By Michael Miller
Near the end of Sam Lipsyte’s wonderful fourth novel, The Ask (Farrar, Straus and Giroux, 2010), protagonist Milo Burke considers sending out résumés in a terrible (and familiar) economy. “You could still get lucky,” he says. “Couldn’t you?”
He doesn’t give an answer. Certainly for Milo, luck ran out a long time ago. A failed artist that curses his previously intellectual existence as—only in his mind—the “new sensation” in painting, Milo is recently unemployed from his dead-end job in the development department at a dead-end university (or, as Milo calls it, “Mediocre University at New York City”), asking rich people who just lost their cash after the bottom fell out of the dead-end economy to donate money.
Lipsyte has been exploring the semiotics of sloth since the comforts of a stable economy were still, well, stable. In The Ask, though, the stakes are higher.

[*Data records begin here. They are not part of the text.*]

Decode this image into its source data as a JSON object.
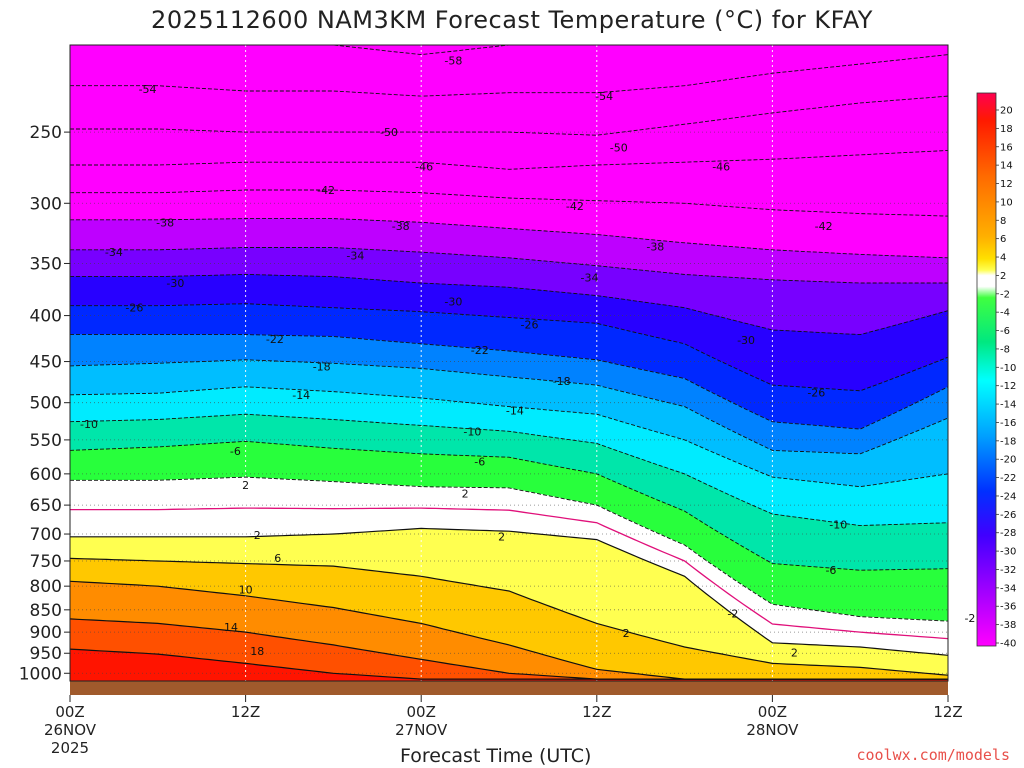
{
  "title": "2025112600 NAM3KM Forecast Temperature (°C) for KFAY",
  "xlabel": "Forecast Time (UTC)",
  "credit": "coolwx.com/models",
  "chart_data": {
    "type": "heatmap",
    "title": "2025112600 NAM3KM Forecast Temperature (°C) for KFAY",
    "xlabel": "Forecast Time (UTC)",
    "ylabel": "",
    "x_ticks": [
      {
        "hour": 0,
        "lines": [
          "00Z",
          "26NOV",
          "2025"
        ]
      },
      {
        "hour": 12,
        "lines": [
          "12Z"
        ]
      },
      {
        "hour": 24,
        "lines": [
          "00Z",
          "27NOV"
        ]
      },
      {
        "hour": 36,
        "lines": [
          "12Z"
        ]
      },
      {
        "hour": 48,
        "lines": [
          "00Z",
          "28NOV"
        ]
      },
      {
        "hour": 60,
        "lines": [
          "12Z"
        ]
      }
    ],
    "xlim_hours": [
      0,
      60
    ],
    "y_axis": "pressure (hPa), log-scaled, reversed",
    "y_ticks": [
      250,
      300,
      350,
      400,
      450,
      500,
      550,
      600,
      650,
      700,
      750,
      800,
      850,
      900,
      950,
      1000
    ],
    "ylim_hPa": [
      200,
      1020
    ],
    "surface_fill_color": "#a05a2c",
    "colorbar_labels": [
      20,
      18,
      16,
      14,
      12,
      10,
      8,
      6,
      4,
      2,
      -2,
      -4,
      -6,
      -8,
      -10,
      -12,
      -14,
      -16,
      -18,
      -20,
      -22,
      -24,
      -26,
      -28,
      -30,
      -32,
      -34,
      -36,
      -38,
      -40
    ],
    "freezing_line_color": "#e0107a",
    "contour_levels": [
      -58,
      -54,
      -50,
      -46,
      -42,
      -38,
      -34,
      -30,
      -26,
      -22,
      -18,
      -14,
      -10,
      -6,
      -2,
      2,
      6,
      10,
      14,
      18
    ],
    "isotherm_samples": {
      "hours": [
        0,
        6,
        12,
        18,
        24,
        30,
        36,
        42,
        48,
        54,
        60
      ],
      "levels": {
        "-58": [
          200,
          200,
          200,
          200,
          205,
          200,
          200,
          200,
          200,
          200,
          200
        ],
        "-54": [
          222,
          222,
          225,
          225,
          228,
          226,
          226,
          222,
          215,
          210,
          205
        ],
        "-50": [
          248,
          248,
          250,
          250,
          250,
          250,
          252,
          245,
          238,
          232,
          228
        ],
        "-46": [
          272,
          272,
          270,
          270,
          270,
          275,
          272,
          270,
          268,
          265,
          262
        ],
        "-42": [
          292,
          292,
          290,
          290,
          292,
          296,
          298,
          300,
          305,
          308,
          310
        ],
        "-38": [
          313,
          313,
          312,
          312,
          315,
          320,
          325,
          332,
          338,
          342,
          345
        ],
        "-34": [
          338,
          338,
          336,
          336,
          340,
          345,
          352,
          360,
          365,
          368,
          368
        ],
        "-30": [
          362,
          362,
          360,
          362,
          368,
          372,
          380,
          392,
          415,
          420,
          395
        ],
        "-26": [
          390,
          390,
          388,
          392,
          396,
          402,
          408,
          430,
          478,
          485,
          445
        ],
        "-22": [
          420,
          420,
          420,
          422,
          430,
          438,
          448,
          470,
          525,
          535,
          480
        ],
        "-18": [
          455,
          452,
          448,
          452,
          458,
          468,
          478,
          505,
          565,
          570,
          520
        ],
        "-14": [
          490,
          488,
          480,
          486,
          494,
          505,
          515,
          550,
          605,
          620,
          600
        ],
        "-10": [
          525,
          522,
          515,
          522,
          530,
          538,
          555,
          600,
          665,
          685,
          680
        ],
        "-6": [
          565,
          560,
          552,
          562,
          570,
          575,
          600,
          660,
          755,
          768,
          765
        ],
        "-2": [
          610,
          610,
          605,
          612,
          620,
          622,
          650,
          720,
          838,
          865,
          875
        ],
        "2": [
          705,
          705,
          705,
          700,
          690,
          695,
          710,
          780,
          925,
          935,
          955
        ],
        "6": [
          745,
          750,
          755,
          760,
          780,
          810,
          880,
          935,
          975,
          985,
          1005
        ],
        "10": [
          790,
          800,
          820,
          845,
          880,
          930,
          990,
          1015,
          1015,
          1015,
          1015
        ],
        "14": [
          870,
          880,
          900,
          930,
          965,
          1000,
          1015,
          1015,
          1015,
          1015,
          1015
        ],
        "18": [
          940,
          952,
          975,
          1000,
          1015,
          1015,
          1015,
          1015,
          1015,
          1015,
          1015
        ]
      }
    },
    "contour_labels": [
      {
        "text": "-58",
        "hour": 26.2,
        "hPa": 208
      },
      {
        "text": "-54",
        "hour": 5.3,
        "hPa": 224
      },
      {
        "text": "-54",
        "hour": 36.5,
        "hPa": 228
      },
      {
        "text": "-50",
        "hour": 21.8,
        "hPa": 250
      },
      {
        "text": "-50",
        "hour": 37.5,
        "hPa": 260
      },
      {
        "text": "-46",
        "hour": 24.2,
        "hPa": 273
      },
      {
        "text": "-46",
        "hour": 44.5,
        "hPa": 273
      },
      {
        "text": "-42",
        "hour": 17.5,
        "hPa": 290
      },
      {
        "text": "-42",
        "hour": 34.5,
        "hPa": 302
      },
      {
        "text": "-42",
        "hour": 51.5,
        "hPa": 318
      },
      {
        "text": "-38",
        "hour": 6.5,
        "hPa": 315
      },
      {
        "text": "-38",
        "hour": 22.6,
        "hPa": 318
      },
      {
        "text": "-38",
        "hour": 40.0,
        "hPa": 335
      },
      {
        "text": "-34",
        "hour": 3.0,
        "hPa": 340
      },
      {
        "text": "-34",
        "hour": 19.5,
        "hPa": 343
      },
      {
        "text": "-34",
        "hour": 35.5,
        "hPa": 363
      },
      {
        "text": "-30",
        "hour": 7.2,
        "hPa": 368
      },
      {
        "text": "-30",
        "hour": 26.2,
        "hPa": 386
      },
      {
        "text": "-30",
        "hour": 46.2,
        "hPa": 426
      },
      {
        "text": "-26",
        "hour": 4.4,
        "hPa": 392
      },
      {
        "text": "-26",
        "hour": 31.4,
        "hPa": 409
      },
      {
        "text": "-26",
        "hour": 51.0,
        "hPa": 487
      },
      {
        "text": "-22",
        "hour": 14.0,
        "hPa": 425
      },
      {
        "text": "-22",
        "hour": 28.0,
        "hPa": 437
      },
      {
        "text": "-18",
        "hour": 17.2,
        "hPa": 456
      },
      {
        "text": "-18",
        "hour": 33.6,
        "hPa": 473
      },
      {
        "text": "-14",
        "hour": 15.8,
        "hPa": 490
      },
      {
        "text": "-14",
        "hour": 30.4,
        "hPa": 510
      },
      {
        "text": "-10",
        "hour": 1.3,
        "hPa": 528
      },
      {
        "text": "-10",
        "hour": 27.5,
        "hPa": 538
      },
      {
        "text": "-10",
        "hour": 52.5,
        "hPa": 683
      },
      {
        "text": "-6",
        "hour": 11.3,
        "hPa": 566
      },
      {
        "text": "-6",
        "hour": 28.0,
        "hPa": 581
      },
      {
        "text": "-6",
        "hour": 52.0,
        "hPa": 768
      },
      {
        "text": "-2",
        "hour": 45.3,
        "hPa": 858
      },
      {
        "text": "-2",
        "hour": 61.5,
        "hPa": 868
      },
      {
        "text": "2",
        "hour": 12.0,
        "hPa": 617
      },
      {
        "text": "2",
        "hour": 27.0,
        "hPa": 631
      },
      {
        "text": "2",
        "hour": 12.8,
        "hPa": 702
      },
      {
        "text": "2",
        "hour": 29.5,
        "hPa": 704
      },
      {
        "text": "2",
        "hour": 38.0,
        "hPa": 902
      },
      {
        "text": "2",
        "hour": 49.5,
        "hPa": 948
      },
      {
        "text": "6",
        "hour": 14.2,
        "hPa": 744
      },
      {
        "text": "10",
        "hour": 12.0,
        "hPa": 807
      },
      {
        "text": "14",
        "hour": 11.0,
        "hPa": 888
      },
      {
        "text": "18",
        "hour": 12.8,
        "hPa": 944
      }
    ]
  }
}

We’re not just reading about some lovable fuck-up, but about a guy who’s had a long, strange fall—never quite good enough to chase after his dreams, whose retreat into domestic bliss as a husband and father now requires an even more difficult retreat into maturity.
Milo, directionless, self-pitying and a burgeoning alcoholic, attempts to redeem himself through his wife and child. His love for them is touching and sincere, but the gentle balance Milo has found with his nuclear family is corrupted by all those conditions that are the source of his problems to begin with—late capitalism, an existence in which any event is a possible future blog post, where the question is not “What does it mean?” but “How can I say it in 140 characters or less and Tweet it to all my friends?”

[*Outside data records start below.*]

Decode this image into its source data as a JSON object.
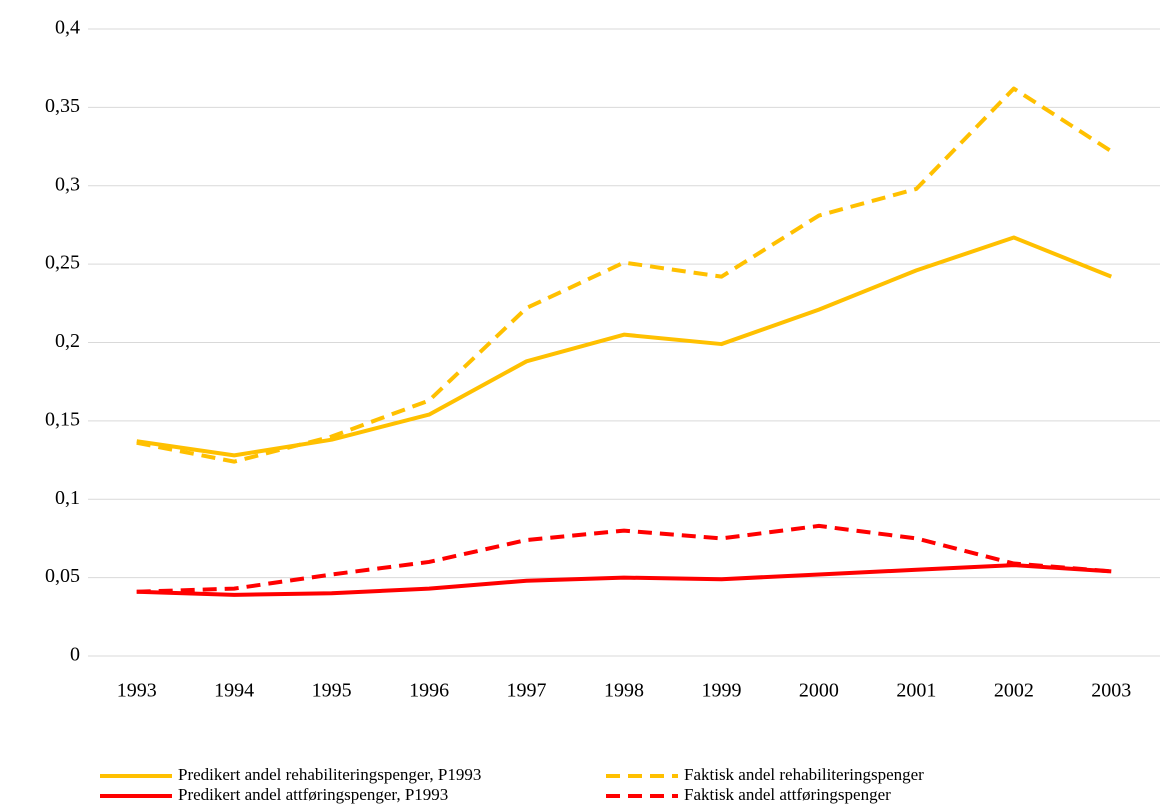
{
  "chart_data": {
    "type": "line",
    "categories": [
      "1993",
      "1994",
      "1995",
      "1996",
      "1997",
      "1998",
      "1999",
      "2000",
      "2001",
      "2002",
      "2003"
    ],
    "series": [
      {
        "name": "Predikert andel rehabiliteringspenger, P1993",
        "color": "#FFC000",
        "dashed": false,
        "values": [
          0.137,
          0.128,
          0.138,
          0.154,
          0.188,
          0.205,
          0.199,
          0.221,
          0.246,
          0.267,
          0.242
        ]
      },
      {
        "name": "Faktisk andel rehabiliteringspenger",
        "color": "#FFC000",
        "dashed": true,
        "values": [
          0.136,
          0.124,
          0.14,
          0.163,
          0.222,
          0.251,
          0.242,
          0.281,
          0.298,
          0.362,
          0.322
        ]
      },
      {
        "name": "Predikert andel attføringspenger, P1993",
        "color": "#FF0000",
        "dashed": false,
        "values": [
          0.041,
          0.039,
          0.04,
          0.043,
          0.048,
          0.05,
          0.049,
          0.052,
          0.055,
          0.058,
          0.054
        ]
      },
      {
        "name": "Faktisk andel attføringspenger",
        "color": "#FF0000",
        "dashed": true,
        "values": [
          0.041,
          0.043,
          0.052,
          0.06,
          0.074,
          0.08,
          0.075,
          0.083,
          0.075,
          0.059,
          0.054
        ]
      }
    ],
    "ylim": [
      0,
      0.4
    ],
    "yticks": [
      0,
      {
        "value": 0.05,
        "label": "0,05"
      },
      {
        "value": 0.1,
        "label": "0,1"
      },
      {
        "value": 0.15,
        "label": "0,15"
      },
      {
        "value": 0.2,
        "label": "0,2"
      },
      {
        "value": 0.25,
        "label": "0,25"
      },
      {
        "value": 0.3,
        "label": "0,3"
      },
      {
        "value": 0.35,
        "label": "0,35"
      },
      {
        "value": 0.4,
        "label": "0,4"
      }
    ],
    "grid": true,
    "legend": "bottom"
  }
}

His life falling apart, Milo is surprised one day by a call from his former employer at “Mediocre University at New York City.” His old college roommate, Purdy Stuart, now a man wealthy beyond imagination who stays up all night eating candy because he’s too old to do coke, wants to give a donation to his wife’s alma mater. Purdy wants to work with someone he trusts. Milo is hired back to do this one last task: Make sure the rich guy forks it over.

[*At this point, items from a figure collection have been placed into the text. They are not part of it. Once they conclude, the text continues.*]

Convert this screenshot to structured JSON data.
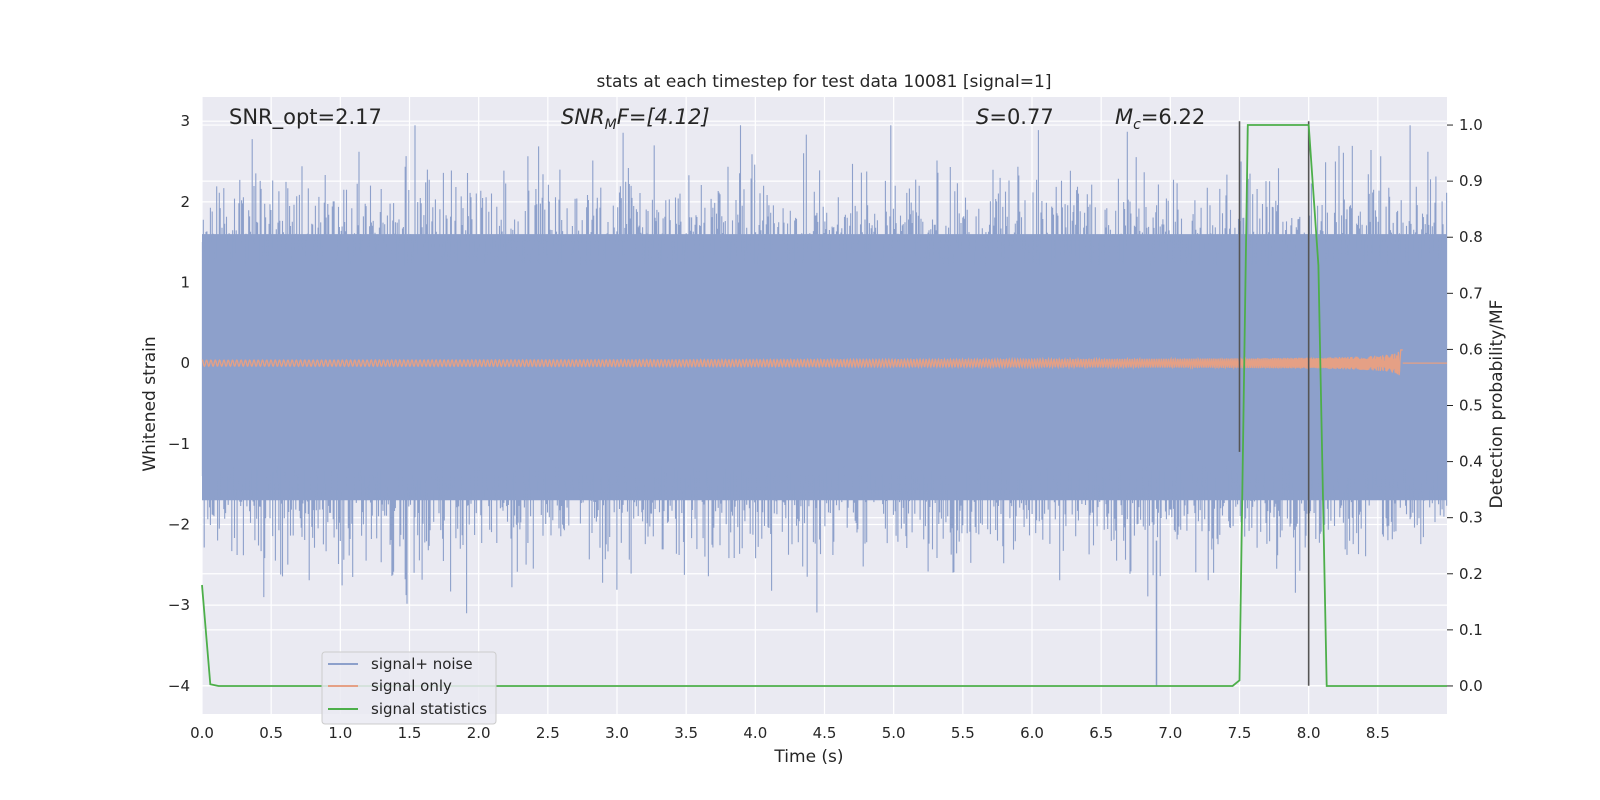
{
  "chart_data": {
    "type": "line",
    "title": "stats at each timestep for test data 10081 [signal=1]",
    "xlabel": "Time (s)",
    "ylabel_left": "Whitened strain",
    "ylabel_right": "Detection probability/MF",
    "xlim": [
      0.0,
      9.0
    ],
    "ylim_left": [
      -4.35,
      3.3
    ],
    "ylim_right": [
      -0.05,
      1.05
    ],
    "xticks": [
      "0.0",
      "0.5",
      "1.0",
      "1.5",
      "2.0",
      "2.5",
      "3.0",
      "3.5",
      "4.0",
      "4.5",
      "5.0",
      "5.5",
      "6.0",
      "6.5",
      "7.0",
      "7.5",
      "8.0",
      "8.5"
    ],
    "yticks_left": [
      "3",
      "2",
      "1",
      "0",
      "−1",
      "−2",
      "−3",
      "−4"
    ],
    "yticks_right": [
      "1.0",
      "0.9",
      "0.8",
      "0.7",
      "0.6",
      "0.5",
      "0.4",
      "0.3",
      "0.2",
      "0.1",
      "0.0"
    ],
    "grid": true,
    "legend_position": "lower-left",
    "annotations": {
      "snr_opt": "SNR_opt=2.17",
      "snr_mf_prefix": "SNR",
      "snr_mf_sub": "M",
      "snr_mf_suffix": "F=[4.12]",
      "s_var": "S",
      "s_val": "=0.77",
      "mc_var": "M",
      "mc_sub": "c",
      "mc_val": "=6.22"
    },
    "series": [
      {
        "name": "signal+ noise",
        "color": "#8da0cb",
        "description_of_shape": "dense noise between roughly -2.5 and 2.6 whitened strain across 0-9 s",
        "envelope": {
          "upper_typical": 1.6,
          "upper_peak": 2.95,
          "lower_typical": -1.7,
          "lower_peak": -3.1,
          "dips_to": -4.0,
          "dip_time": 6.9
        }
      },
      {
        "name": "signal only",
        "color": "#e5a085",
        "description_of_shape": "chirp centred at 0 growing in amplitude until ~8.7 s",
        "chirp_end_time": 8.68,
        "chirp_peak_amplitude": 0.2
      },
      {
        "name": "signal statistics",
        "color": "#4daf4a",
        "axis": "right",
        "x": [
          0.0,
          0.06,
          0.12,
          7.45,
          7.5,
          7.56,
          8.0,
          8.07,
          8.13,
          8.16,
          9.0
        ],
        "y": [
          0.18,
          0.003,
          0.0,
          0.0,
          0.01,
          1.0,
          1.0,
          0.75,
          0.0,
          0.0,
          0.0
        ]
      }
    ],
    "vertical_markers": [
      {
        "x": 7.5,
        "color": "#555555",
        "y_top_left": 3.0,
        "y_bottom_left": -1.1
      },
      {
        "x": 8.0,
        "color": "#555555",
        "y_top_left": 3.0,
        "y_bottom_left": -4.0
      }
    ]
  }
}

With Milo, Lipsyte has written a character so filled with rambling, incurable insecurity that you can’t help but respect the extent of his self-pity. He read Foucault at his snooty liberal arts college, thought he was a saint for it, painted with precise technique and slept with girls with tongue rings only to find himself a victim of domesticity. He wishes he were chained to a desk at work because then he’d at least have a job.
With this novel, Lipsyte has proven himself to be one of the most unapologetic voices of contemporary literature. He mines the sexual frustration of Philip Roth, combines it with the paranoia of Don DeLillo and fills the space in between with a cast of characters as absurd and enigmatic as anything in a Thomas Pynchon novel.
The Ask is a hilarious book about failure—a scathingly unhappy comedy obsessed with a culture that’s obsessed with obsessions. Milo is long past his prime, but the pathetic state of his life is also a metonymy for a confusing time, an age of “epic, epochal fuckedness,” in the words of one of Milo’s co-workers. Lipsyte has found the humor in this horror. “No more did I pine aloud for that time in my past when I had a future,” Milo says. It’s funny because it’s true, at some point, for all of us.